The fixed-effect model is limited in examining SNPs with heterogeneity of effects. Therefore, we performed a sensitivity analysis using the PLEIO (Pleiotropic Locus Exploration and Interpretation using Optimal test) method.21 PLEIO is designed for cross-phenotype meta-analysis and can account for heritability, genetic correlation, and sample overlap. There is no established method for extrapolating Z-scores from PLEIO statistics. Therefore, we used the fixed-effect model statistics for subsequent analyses.
Fine-Mapping and Credible Set Analyses
We prioritized the most likely causal SNPs from the cross-phenotype meta-analysis statistics by calculating the 99% credible sets using CARMA (CAusal Robust Mapping method with Annotations).22 These sets represent the smallest sets of SNPs with the probability of including the causal variant exceeding 99%. CARMA is a novel Bayesian model for fine-mapping that can better account for the uneven measurement of SNPs in each GWAS study of a meta-analysis, as well as the discrepancies between summary statistics and LD from external reference panels. We incorporated functional annotation into CARMA using the prior causal probabilities based on the meta-analysis of 15 UK Biobank traits from PolyFun (POLYgenic FUNctionally-informed fine-mapping).23
Tissue and Pathway Enrichment Analyses
We used two methods to prioritize the pathways and tissues that contribute to the pleiotropy of SSc and PBC: MAGMA (Multi-marker Analysis of GenoMic Annotation) and DEPICT (Data-driven Expression Prioritized Integration for Complex Traits).24-26 MAGMA and DEPICT perform enrichment analyses at pathway and tissue levels but use different approaches to associate loci with genes. MAGMA annotates SNPs based on their locations relative to genic regions (transcription start and stop sites +/-10 kb window). DEPICT prioritizes genes in a locus if genes in different loci have similar predicted functions. We reported the Bonferroni-corrected p values.
Colocalization between SSc and PBC
We performed colocalization analyses between SSc and PBC in loci that are significant in the cross-phenotype meta-analysis with the fixed-effect model.
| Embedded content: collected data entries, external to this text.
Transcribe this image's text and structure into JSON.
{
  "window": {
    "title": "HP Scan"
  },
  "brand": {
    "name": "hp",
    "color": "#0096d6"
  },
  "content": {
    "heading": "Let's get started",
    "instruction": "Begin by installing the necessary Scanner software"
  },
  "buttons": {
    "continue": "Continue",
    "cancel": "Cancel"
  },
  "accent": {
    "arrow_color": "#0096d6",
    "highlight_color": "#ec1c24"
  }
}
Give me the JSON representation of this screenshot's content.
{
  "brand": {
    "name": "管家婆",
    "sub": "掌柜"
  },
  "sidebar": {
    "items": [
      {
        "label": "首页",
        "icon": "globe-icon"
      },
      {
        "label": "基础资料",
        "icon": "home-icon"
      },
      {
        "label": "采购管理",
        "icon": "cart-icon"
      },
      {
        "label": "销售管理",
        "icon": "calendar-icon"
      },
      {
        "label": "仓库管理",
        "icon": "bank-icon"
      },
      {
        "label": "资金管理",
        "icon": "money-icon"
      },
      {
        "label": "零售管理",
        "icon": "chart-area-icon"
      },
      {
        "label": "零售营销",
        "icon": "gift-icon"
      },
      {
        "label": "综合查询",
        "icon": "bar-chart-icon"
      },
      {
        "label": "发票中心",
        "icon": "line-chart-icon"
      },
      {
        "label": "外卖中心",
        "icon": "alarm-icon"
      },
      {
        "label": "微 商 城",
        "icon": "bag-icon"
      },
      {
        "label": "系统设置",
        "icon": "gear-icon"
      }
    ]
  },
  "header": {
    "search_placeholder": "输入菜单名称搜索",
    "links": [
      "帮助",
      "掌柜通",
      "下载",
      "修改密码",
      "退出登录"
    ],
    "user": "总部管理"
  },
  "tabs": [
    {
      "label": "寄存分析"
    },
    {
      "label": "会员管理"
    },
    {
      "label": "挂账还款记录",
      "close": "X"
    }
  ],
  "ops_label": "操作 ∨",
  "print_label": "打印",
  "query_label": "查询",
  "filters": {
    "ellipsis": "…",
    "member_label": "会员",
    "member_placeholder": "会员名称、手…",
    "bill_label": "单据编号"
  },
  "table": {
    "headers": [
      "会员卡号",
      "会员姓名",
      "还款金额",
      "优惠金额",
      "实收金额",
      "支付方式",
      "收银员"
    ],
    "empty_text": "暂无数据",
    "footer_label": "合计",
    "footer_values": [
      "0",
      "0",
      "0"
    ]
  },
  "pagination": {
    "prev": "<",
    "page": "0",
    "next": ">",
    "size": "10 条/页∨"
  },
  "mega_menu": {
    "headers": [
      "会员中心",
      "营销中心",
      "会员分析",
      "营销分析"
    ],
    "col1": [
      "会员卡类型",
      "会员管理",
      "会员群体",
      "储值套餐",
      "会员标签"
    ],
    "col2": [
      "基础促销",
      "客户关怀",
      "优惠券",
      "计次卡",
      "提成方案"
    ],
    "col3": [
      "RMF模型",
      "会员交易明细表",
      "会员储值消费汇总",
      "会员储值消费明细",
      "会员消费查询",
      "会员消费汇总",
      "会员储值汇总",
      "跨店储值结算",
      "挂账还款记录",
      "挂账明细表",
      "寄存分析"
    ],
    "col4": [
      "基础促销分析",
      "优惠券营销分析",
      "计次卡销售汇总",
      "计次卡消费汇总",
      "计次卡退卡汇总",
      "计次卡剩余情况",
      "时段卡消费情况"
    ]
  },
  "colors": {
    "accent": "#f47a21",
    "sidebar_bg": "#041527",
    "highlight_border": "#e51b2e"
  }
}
Colocalization analyses infer the probability that a single genetic variant is causal to both traits of interest – SSc and PBC. We performed colocalization using the Wakefield’s method from the R package “coloc”.27 For loci with independent signals in the conditional analysis (p < 5 × 10-8), we performed additional colocalization analyses using statistics from the conditional analyses. Evidence of colocalization was defined as at least one signal with a colocalization probability (PP4) above 70%.
Colocalization between Meta-Analysis Statistics and eQTL/pQTL Datasets
We prioritized loci that met the following criteria for additional colocalization analyses: (1) lead SNPs without evidence of heterogeneity (Phet ≥ 0.05); (2) significant in the fixed-effect cross-phenotype meta-analysis; and (3) colocalized between SSc and PBC. We performed colocalization analyses between the SSc-PBC meta-analysis statistics of these loci and cis-eQTL and cis-pQTL datasets to predict transcripts or proteins associated with the genomic signal. For the eQTL colocalization analyses, we included relevant tissues and cells, including blood, skin, lung, liver, and immune cells. We first screened genes using SNPs in that locus’s 99% credible set to query the eQTL databases. Next, we selected genes with significant eQTL signals for the colocalization analyses. For loci that colocalized with a cis-pQTL signal, we performed additional colocalization analyses between the meta-analysis statistics and trans-pQTLs measured at that locus to investigate the downstream effects of the candidate causal gene. A colocalization probability (PP4) above 70% was used as the significance threshold, and 50% as the suggestive threshold.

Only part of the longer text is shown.